The defects of the West are plenty. We should be aware of them not with a view of criticizing them or having a holier-than-thou posture, rather to avoid them. Take the issue of gender equity, which is valued in the West. There is however a less desirable flipside. Now there are more families headed by single women, together with the increasing number of children born out of wedlock.
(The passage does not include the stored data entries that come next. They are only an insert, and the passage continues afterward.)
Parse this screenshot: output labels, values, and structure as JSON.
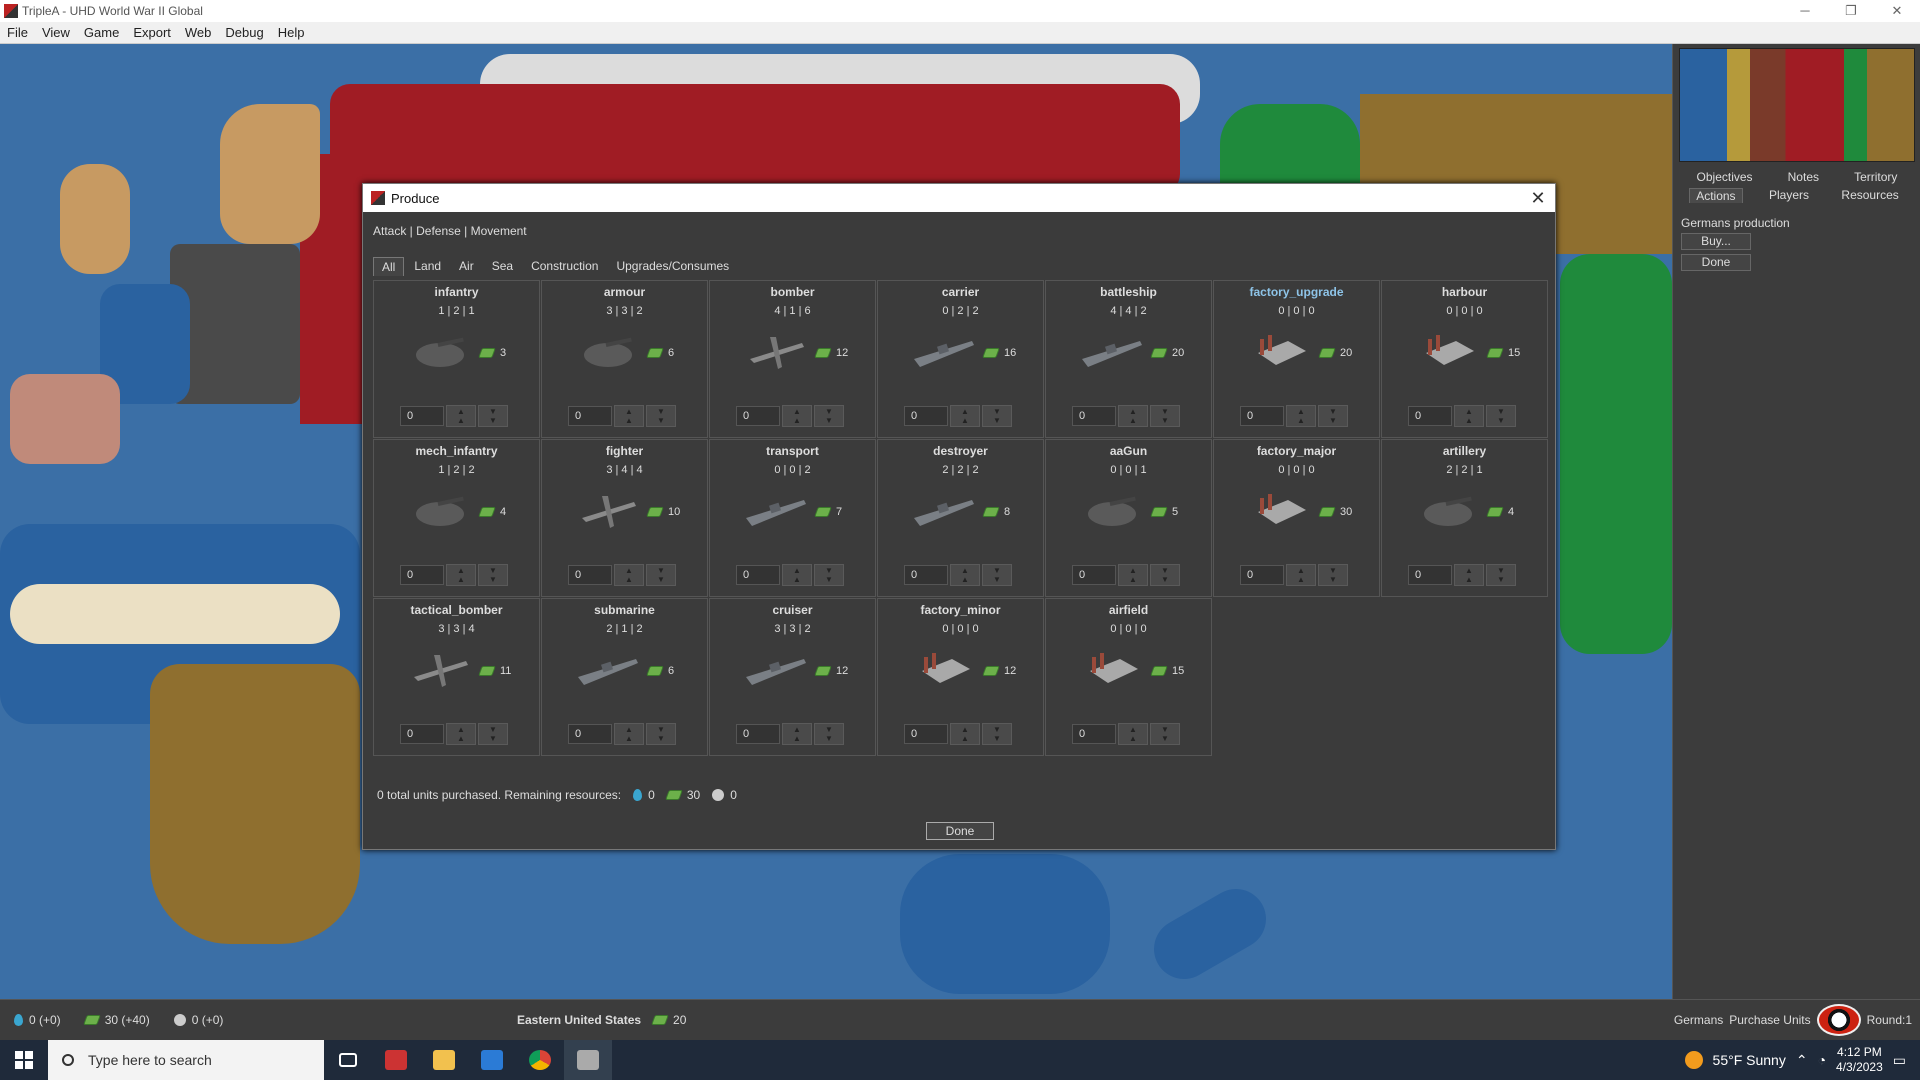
{
  "window": {
    "title": "TripleA - UHD World War II Global",
    "controls": [
      "─",
      "❐",
      "✕"
    ]
  },
  "menu": [
    "File",
    "View",
    "Game",
    "Export",
    "Web",
    "Debug",
    "Help"
  ],
  "sidebar": {
    "tabs_row1": [
      "Objectives",
      "Notes",
      "Territory"
    ],
    "tabs_row2": [
      "Actions",
      "Players",
      "Resources"
    ],
    "active_tab": "Actions",
    "production_label": "Germans production",
    "buy_label": "Buy...",
    "done_label": "Done"
  },
  "dialog": {
    "title": "Produce",
    "stats_header": "Attack | Defense | Movement",
    "tabs": [
      "All",
      "Land",
      "Air",
      "Sea",
      "Construction",
      "Upgrades/Consumes"
    ],
    "active_tab": "All",
    "units": [
      {
        "name": "infantry",
        "stats": "1 | 2 | 1",
        "cost": "3",
        "qty": "0"
      },
      {
        "name": "armour",
        "stats": "3 | 3 | 2",
        "cost": "6",
        "qty": "0"
      },
      {
        "name": "bomber",
        "stats": "4 | 1 | 6",
        "cost": "12",
        "qty": "0"
      },
      {
        "name": "carrier",
        "stats": "0 | 2 | 2",
        "cost": "16",
        "qty": "0"
      },
      {
        "name": "battleship",
        "stats": "4 | 4 | 2",
        "cost": "20",
        "qty": "0"
      },
      {
        "name": "factory_upgrade",
        "stats": "0 | 0 | 0",
        "cost": "20",
        "qty": "0",
        "highlight": true
      },
      {
        "name": "harbour",
        "stats": "0 | 0 | 0",
        "cost": "15",
        "qty": "0"
      },
      {
        "name": "mech_infantry",
        "stats": "1 | 2 | 2",
        "cost": "4",
        "qty": "0"
      },
      {
        "name": "fighter",
        "stats": "3 | 4 | 4",
        "cost": "10",
        "qty": "0"
      },
      {
        "name": "transport",
        "stats": "0 | 0 | 2",
        "cost": "7",
        "qty": "0"
      },
      {
        "name": "destroyer",
        "stats": "2 | 2 | 2",
        "cost": "8",
        "qty": "0"
      },
      {
        "name": "aaGun",
        "stats": "0 | 0 | 1",
        "cost": "5",
        "qty": "0"
      },
      {
        "name": "factory_major",
        "stats": "0 | 0 | 0",
        "cost": "30",
        "qty": "0"
      },
      {
        "name": "artillery",
        "stats": "2 | 2 | 1",
        "cost": "4",
        "qty": "0"
      },
      {
        "name": "tactical_bomber",
        "stats": "3 | 3 | 4",
        "cost": "11",
        "qty": "0"
      },
      {
        "name": "submarine",
        "stats": "2 | 1 | 2",
        "cost": "6",
        "qty": "0"
      },
      {
        "name": "cruiser",
        "stats": "3 | 3 | 2",
        "cost": "12",
        "qty": "0"
      },
      {
        "name": "factory_minor",
        "stats": "0 | 0 | 0",
        "cost": "12",
        "qty": "0"
      },
      {
        "name": "airfield",
        "stats": "0 | 0 | 0",
        "cost": "15",
        "qty": "0"
      }
    ],
    "footer_text": "0 total units purchased. Remaining resources:",
    "res_fuel": "0",
    "res_pus": "30",
    "res_tech": "0",
    "done_label": "Done"
  },
  "statusbar": {
    "fuel": "0 (+0)",
    "pus": "30 (+40)",
    "tech": "0 (+0)",
    "territory": "Eastern United States",
    "territory_value": "20",
    "player": "Germans",
    "step": "Purchase Units",
    "round": "Round:1"
  },
  "taskbar": {
    "search_placeholder": "Type here to search",
    "weather": "55°F  Sunny",
    "time": "4:12 PM",
    "date": "4/3/2023"
  },
  "colors": {
    "germany": "#4a4a4a",
    "ussr": "#a01c24",
    "uk": "#c79a62",
    "usa": "#1f8a3c",
    "sea": "#3b6fa6",
    "accent_highlight": "#8ec4e8"
  }
}
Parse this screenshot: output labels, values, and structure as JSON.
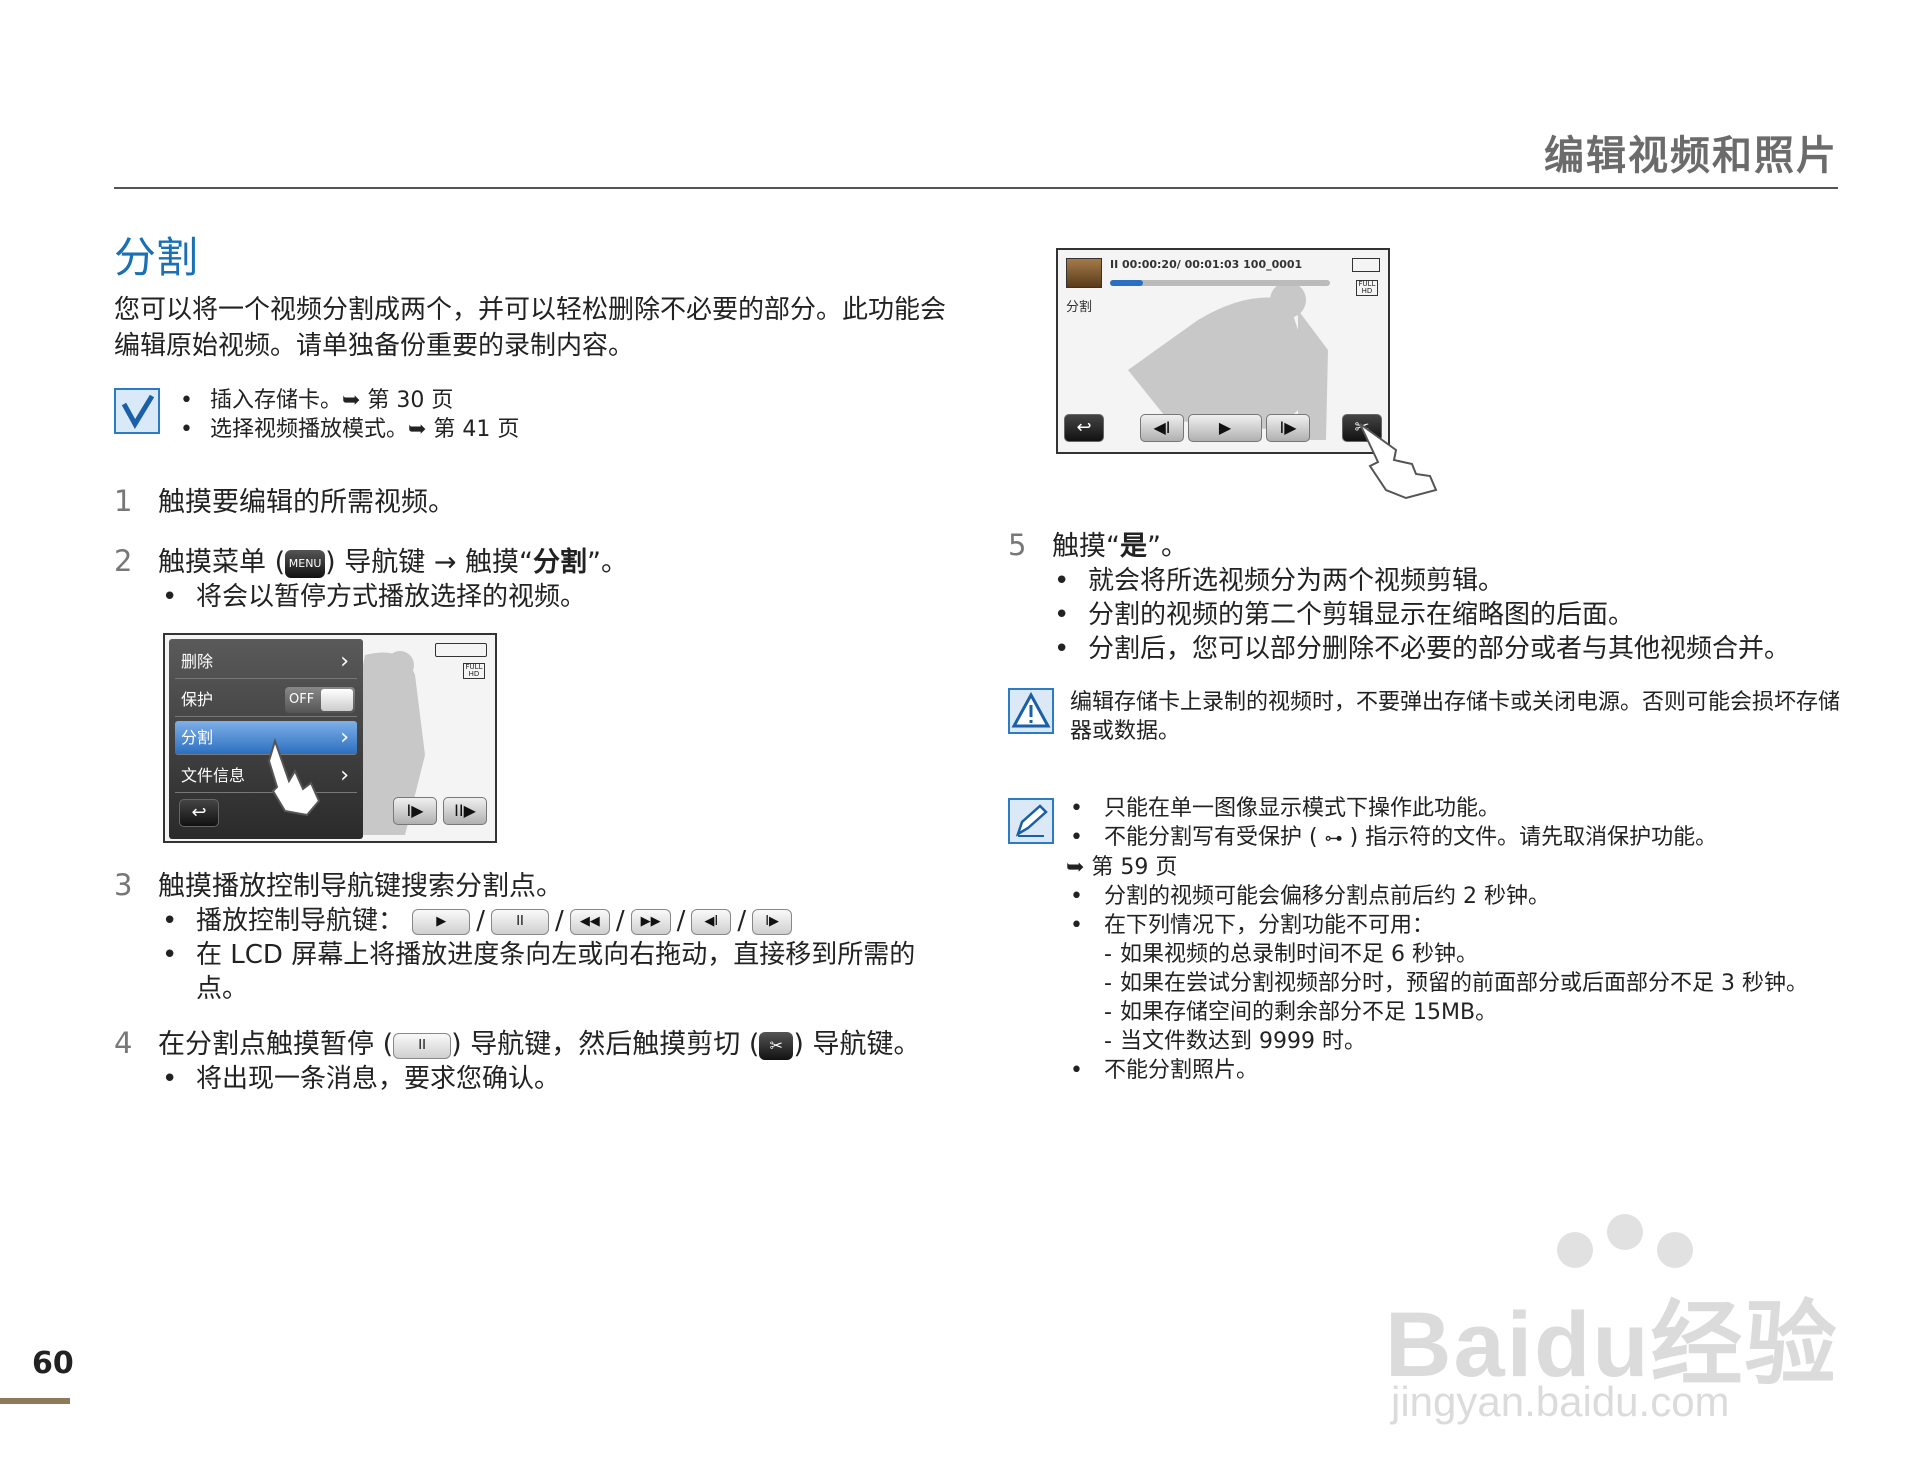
{
  "header": {
    "title": "编辑视频和照片"
  },
  "section_title": "分割",
  "intro": "您可以将一个视频分割成两个，并可以轻松删除不必要的部分。此功能会编辑原始视频。请单独备份重要的录制内容。",
  "prereq": [
    "插入存储卡。➥ 第 30 页",
    "选择视频播放模式。➥ 第 41 页"
  ],
  "steps": {
    "s1": {
      "num": "1",
      "text": "触摸要编辑的所需视频。"
    },
    "s2": {
      "num": "2",
      "text_a": "触摸菜单 (",
      "menu_label": "MENU",
      "text_b": ") 导航键 → 触摸“",
      "bold": "分割",
      "text_c": "”。",
      "sub": [
        "将会以暂停方式播放选择的视频。"
      ]
    },
    "s3": {
      "num": "3",
      "text": "触摸播放控制导航键搜索分割点。",
      "sub1_label": "播放控制导航键：",
      "buttons": [
        "▶",
        "II",
        "◀◀",
        "▶▶",
        "◀I",
        "I▶"
      ],
      "sub2": "在 LCD 屏幕上将播放进度条向左或向右拖动，直接移到所需的点。"
    },
    "s4": {
      "num": "4",
      "text_a": "在分割点触摸暂停 (",
      "pause": "II",
      "text_b": ") 导航键，然后触摸剪切 (",
      "text_c": ") 导航键。",
      "sub": [
        "将出现一条消息，要求您确认。"
      ]
    },
    "s5": {
      "num": "5",
      "text_a": "触摸“",
      "bold": "是",
      "text_b": "”。",
      "sub": [
        "就会将所选视频分为两个视频剪辑。",
        "分割的视频的第二个剪辑显示在缩略图的后面。",
        "分割后，您可以部分删除不必要的部分或者与其他视频合并。"
      ]
    }
  },
  "menu_screen": {
    "items": [
      "删除",
      "保护",
      "分割",
      "文件信息"
    ],
    "toggle": "OFF",
    "back": "↩"
  },
  "play_screen": {
    "status": "II  00:00:20/ 00:01:03  100_0001",
    "label": "分割",
    "progress": 0.15,
    "back": "↩"
  },
  "caution": "编辑存储卡上录制的视频时，不要弹出存储卡或关闭电源。否则可能会损坏存储器或数据。",
  "memo": {
    "b1": "只能在单一图像显示模式下操作此功能。",
    "b2": "不能分割写有受保护 ( ",
    "b2_end": " ) 指示符的文件。请先取消保护功能。",
    "b2_ref": "➥ 第 59 页",
    "b3": "分割的视频可能会偏移分割点前后约 2 秒钟。",
    "b4": "在下列情况下，分割功能不可用：",
    "d1": "如果视频的总录制时间不足 6 秒钟。",
    "d2": "如果在尝试分割视频部分时，预留的前面部分或后面部分不足 3 秒钟。",
    "d3": "如果存储空间的剩余部分不足 15MB。",
    "d4": "当文件数达到 9999 时。",
    "b5": "不能分割照片。"
  },
  "page_number": "60",
  "watermark": {
    "line1": "Baidu经验",
    "line2": "jingyan.baidu.com"
  }
}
The other is the devaluing of child rearing, with mothers rushing to return to work and leaving the child-rearing to someone else.

Similarly, the generous social safety net of the West risks sapping the initiative of the citizens; its generous old age pensions is responsible for the breakdown of the traditional filial duty of adult children to take care of their aged parents.

The emphasis on science and technology contributes to the remarkable advances in the West. Those too carry their own burden. Not all human behaviors or natural phenomena can be rationally analyzed or explained. Science and reason are no substitute for faith. It is not surprising that yoga, Sufism, and other mystical manifestations find ready soil in the West.

The much-valued rugged individualism of the West versus the communitarian of the East too has a price. Humans are social beings, we long for company; no man is an island unto himself. Whether it is due to the rugged individualism, the gender equity, generous social safety net, or totally unrelated, the extended family is declining in the West to be replaced by the nuclear family. With that goes much of the comforting social and familial support system. The consequence is increased social dislocations, as reflected by the high suicide rates and depression.

The West can be rightly proud of its technological marvels and the consequent elevation of the living standards of its citizens. A baby in the West today is more likely to realize his or her full potential than one born in Asia or Africa. With the latter, survival itself is a challenge, let alone fulfillment.

The most striking difference between East and West can be surmised by their responses to unanticipated disasters. Relief workers in the 2004 Tsunami disaster in Southeast Asia were impressed at how remarkably calm the survivors were, the lack of anarchy, and the speed of their psychological recovery. Contrast that to the reactions of the Katrina hurricane in America, despite the much greater resources that were available.

In unanticipated crises, what would hold society together are not material resources or might, rather the existing communal bonds and the perception citizens have of one another as being members of the same community. The challenge for the East is to adopt those ways and values of the West that would lead to the material improvement of the citizens, and at the same time enhance or at least maintain those traditional Eastern values that would help them deal with those tragedies and crises in life that reason alone cannot explain.